Updated from 9:11 a.m. EDT
Retail sales in the U.S. continued to slump in May for the second straight month, the government reported Tuesday, providing another sign that America's hot economy may finally be starting to cool.
Combined with a slowing
housing market, declining
durable goods orders, a moderation in
manufacturing, and Friday's unchanged
Producer Price Index report, the retail numbers point to a more benign inflationary picture.
Even so, the
Federal Reserve will likely require evidence that the strong labor market is easing before it refrains from a further tightening of monetary policy.
One member of the
Federal Open Market Committee, which sets U.S. monetary policy, disclosed that he was heartened by the retail sales report in light of other reported data. Answering questions after giving a speech at the College of St. Rose, William McDonough, the vice chairman of the FOMC and the president of the
Federal Reserve Bank of New York, said, "Is [a] slowdown beginning to be visible? There are a number of variables that would tell you yes."

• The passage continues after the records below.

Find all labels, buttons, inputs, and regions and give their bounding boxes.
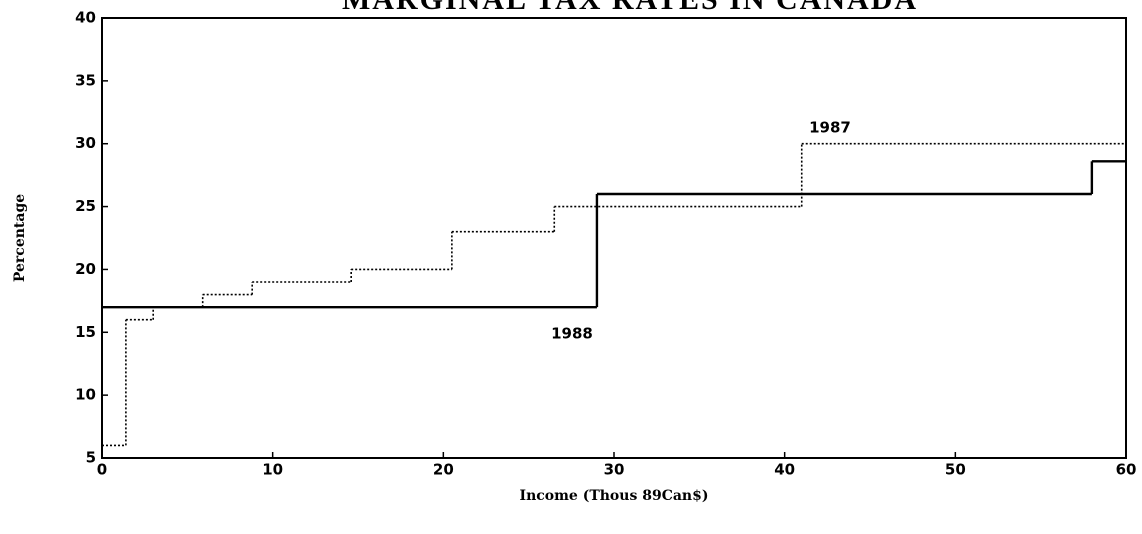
y-tick-label: 15 <box>75 323 96 341</box>
y-tick-label: 5 <box>86 449 96 467</box>
y-tick-label: 10 <box>75 386 96 404</box>
plot-frame <box>101 17 1127 459</box>
chart-title: MARGINAL TAX RATES IN CANADA <box>342 0 918 16</box>
x-tick-label: 0 <box>97 461 107 479</box>
annotation: 1988 <box>551 325 593 343</box>
x-tick-label: 30 <box>604 461 625 479</box>
x-tick-label: 50 <box>945 461 966 479</box>
y-tick-label: 25 <box>75 197 96 215</box>
y-tick-label: 40 <box>75 9 96 27</box>
annotation: 1987 <box>809 119 851 137</box>
x-axis-label: Income (Thous 89Can$) <box>520 488 709 504</box>
x-tick-label: 10 <box>262 461 283 479</box>
x-tick-label: 40 <box>774 461 795 479</box>
x-tick-label: 20 <box>433 461 454 479</box>
x-tick-label: 60 <box>1116 461 1137 479</box>
y-tick-label: 35 <box>75 71 96 89</box>
y-tick-label: 20 <box>75 260 96 278</box>
y-axis-label: Percentage <box>12 194 28 282</box>
y-tick-label: 30 <box>75 134 96 152</box>
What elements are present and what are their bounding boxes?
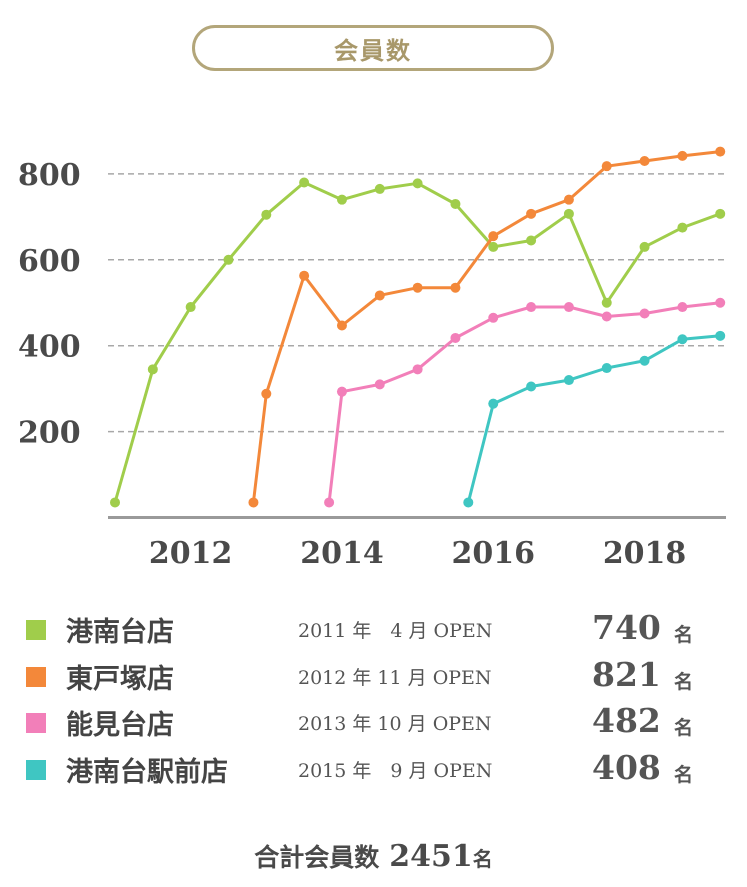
data-point <box>488 231 499 242</box>
data-point <box>450 198 461 209</box>
data-point <box>488 398 499 409</box>
total-value: 2451 <box>389 839 473 874</box>
data-point <box>601 297 612 308</box>
data-point <box>450 282 461 293</box>
data-point <box>526 208 537 219</box>
data-point <box>601 311 612 322</box>
data-point <box>324 497 335 508</box>
data-point <box>261 209 272 220</box>
data-point <box>526 381 537 392</box>
y-tick-label: 800 <box>18 158 81 193</box>
data-point <box>412 364 423 375</box>
data-point <box>299 177 310 188</box>
legend-swatch <box>26 667 46 687</box>
legend-swatch <box>26 620 46 640</box>
legend-store-name: 能見台店 <box>66 710 174 741</box>
data-point <box>336 320 347 331</box>
data-point <box>299 270 310 281</box>
chart-title: 会員数 <box>192 25 554 71</box>
total-label: 合計会員数 <box>254 843 380 872</box>
x-tick-label: 2014 <box>300 536 384 571</box>
legend-member-count: 821 <box>592 655 661 694</box>
data-point <box>601 161 612 172</box>
legend-unit: 名 <box>674 764 694 786</box>
data-point <box>488 241 499 252</box>
legend-store-name: 港南台店 <box>66 617 174 648</box>
data-point <box>261 388 272 399</box>
line-chart: 200 400 600 800 2012 2014 2016 2018 <box>18 146 726 571</box>
legend-unit: 名 <box>674 671 694 693</box>
series-line <box>251 150 721 503</box>
legend-open-date: 2015 年 9 月 OPEN <box>298 760 493 782</box>
y-tick-label: 400 <box>18 330 81 365</box>
data-point <box>374 183 385 194</box>
data-point <box>715 208 726 219</box>
data-point <box>374 379 385 390</box>
legend-row-nokendai: 能見台店 2013 年 10 月 OPEN 482 名 <box>26 701 726 743</box>
series-line <box>327 301 721 503</box>
legend-row-konandai: 港南台店 2011 年 4 月 OPEN 740 名 <box>26 608 726 650</box>
data-point <box>639 156 650 167</box>
data-point <box>463 497 474 508</box>
y-tick-label: 200 <box>18 416 81 451</box>
total-unit: 名 <box>472 847 493 871</box>
series-line <box>466 334 721 503</box>
data-point <box>677 222 688 233</box>
data-point <box>563 375 574 386</box>
data-point <box>147 364 158 375</box>
data-point <box>563 208 574 219</box>
legend-swatch <box>26 713 46 733</box>
legend-unit: 名 <box>674 624 694 646</box>
data-point <box>223 254 234 265</box>
legend-open-date: 2011 年 4 月 OPEN <box>298 620 493 642</box>
legend-row-higashitotsuka: 東戸塚店 2012 年 11 月 OPEN 821 名 <box>26 655 726 697</box>
data-point <box>677 334 688 345</box>
series-line <box>113 181 721 503</box>
y-tick-label: 600 <box>18 244 81 279</box>
data-point <box>336 194 347 205</box>
data-point <box>488 312 499 323</box>
total-members: 合計会員数 2451名 <box>0 838 747 874</box>
x-tick-label: 2016 <box>452 536 536 571</box>
legend-row-konandai-ekimae: 港南台駅前店 2015 年 9 月 OPEN 408 名 <box>26 748 726 790</box>
data-point <box>601 363 612 374</box>
data-point <box>715 297 726 308</box>
data-point <box>715 146 726 157</box>
data-point <box>639 241 650 252</box>
legend-member-count: 408 <box>592 748 661 787</box>
data-point <box>563 194 574 205</box>
data-point <box>526 302 537 313</box>
data-point <box>450 332 461 343</box>
data-point <box>110 497 120 508</box>
legend-store-name: 港南台駅前店 <box>66 757 228 788</box>
data-point <box>412 178 423 189</box>
data-point <box>677 150 688 161</box>
data-point <box>639 355 650 366</box>
x-tick-label: 2012 <box>149 536 233 571</box>
legend-member-count: 740 <box>592 608 661 647</box>
data-point <box>563 302 574 313</box>
data-point <box>336 386 347 397</box>
data-point <box>639 308 650 319</box>
x-tick-label: 2018 <box>603 536 687 571</box>
data-point <box>715 330 726 341</box>
legend-member-count: 482 <box>592 701 661 740</box>
data-point <box>248 497 259 508</box>
legend-store-name: 東戸塚店 <box>66 664 174 695</box>
data-point <box>374 290 385 301</box>
data-point <box>185 302 196 313</box>
legend-open-date: 2013 年 10 月 OPEN <box>298 713 492 735</box>
legend-unit: 名 <box>674 717 694 739</box>
data-point <box>526 235 537 246</box>
data-point <box>412 282 423 293</box>
data-point <box>677 302 688 313</box>
legend-swatch <box>26 760 46 780</box>
legend-open-date: 2012 年 11 月 OPEN <box>298 667 492 689</box>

The decline in retail sales came as a drop in the purchase of automobiles and other large items indicated that the once-frenetic pace of demand is abating.
Retail sales fell 0.3% overall in May from the month before, following
April sales that were revised downward to a tumble of 0.6% from a slide of 0.2%, according to figures released Tuesday by the
Commerce Department. Excluding automobiles, retail sales were unchanged.
Expectations were for a rise of 0.1% for the overall number and a jump of 0.4% excluding autos, according to a
Thomson Global forecast.
Auto sales were down 1.3%, after falling 1.2% in April, revised from an earlier 0.7% dip. Durable goods decreased 1% from April, with building material sales down 1.6% and furniture sales down 0.3%.
Alan Greenspan, the Fed's chairman, characteristically kept his own counsel Tuesday when it came to opinions on an economic slowdown or what actions the Fed may take at its meeting on June 27 and 28.
However, he did say that there is more evidence of expanding U.S. productivity and that gains seen recently in worker output are largely irreversible.
"Cutting through the inevitable cyclical fluctuation of measured output per hour, the evidence of a decided improvement in the growth rate of structural productivity from the macro data has continued to strengthen," Greenspan said in a speech to the New York Association for Business Economics.
He continued, "Most of the gains in the level and the growth rate of productivity in the United States since 1995 appear to have been structural, largely driven by irreversible advances in technology and its application."
Last week, the
Labor Department announced that there was no revision to the 2.4% increase in nonfarm
productivity -- a measure of the output per hour of workers outside the farm sector -- in the first quarter. The increase followed the revised 6.9% pace in the fourth quarter of 1999.
The sharp turn in retail sales figures can be ascribed to the Fed's policy of raising interest rates. "The Fed wanted to slow consumer spending," said Frazier Evans, an economist at
Liberty Financial. "This is the first time they can say they've had some measure of success."
The Fed has raised short-term interest rates, which act as a basis for everything from credit cards to mortgages, six times since last June in an attempt to slow economic growth. Its last rate
move, on May 16, doubled in magnitude from the previous five, to half a percentage point.
The decline in retail sales in May could reinforce the view of some economists that the Federal Reserve's recipe of short-term interest rate increases is working and that a further increase during the Fed policymakers meeting in late June will be unnecessary.
"This probably adds to the argument for why the Fed should keep policy steady at the end of the month," said Carol Stone, an economist with
Nomura Securities. However, she cautioned that the numbers in April and May are being compared with consumer spending numbers that had been very strong. She also warned that large income tax payments in April may have restrained demand.
Stone said that the Fed will reassess the wisdom of a rate increase during its August meeting. At that time, "they will have another couple months' worth of data to decide whether this is a sustained trend or a temporary pause," Stone said.
Evans disagreed, saying that the Fed will raise short-term interest rates by another 25 basis points at the end of this month: "The data is still over a relatively short period of time and without a doubt the
Consumer Price Index will show some quickening in inflation." CPI figures for May will be released on Wednesday.
He added that labor costs are still of major concern. After all, the
employment cost index, a
measure of growth in wages and benefits for U.S. workers, grew at a larger-than-expected 1.4% pace in the first quarter, the fastest rate since 1990.
The jobless
rate jump to 4.1% in May slightly offset concerns over the strong labor market, but it is considered too early to tell. The Fed will meet at the end of June without seeing the June employment report, which is due on July 7.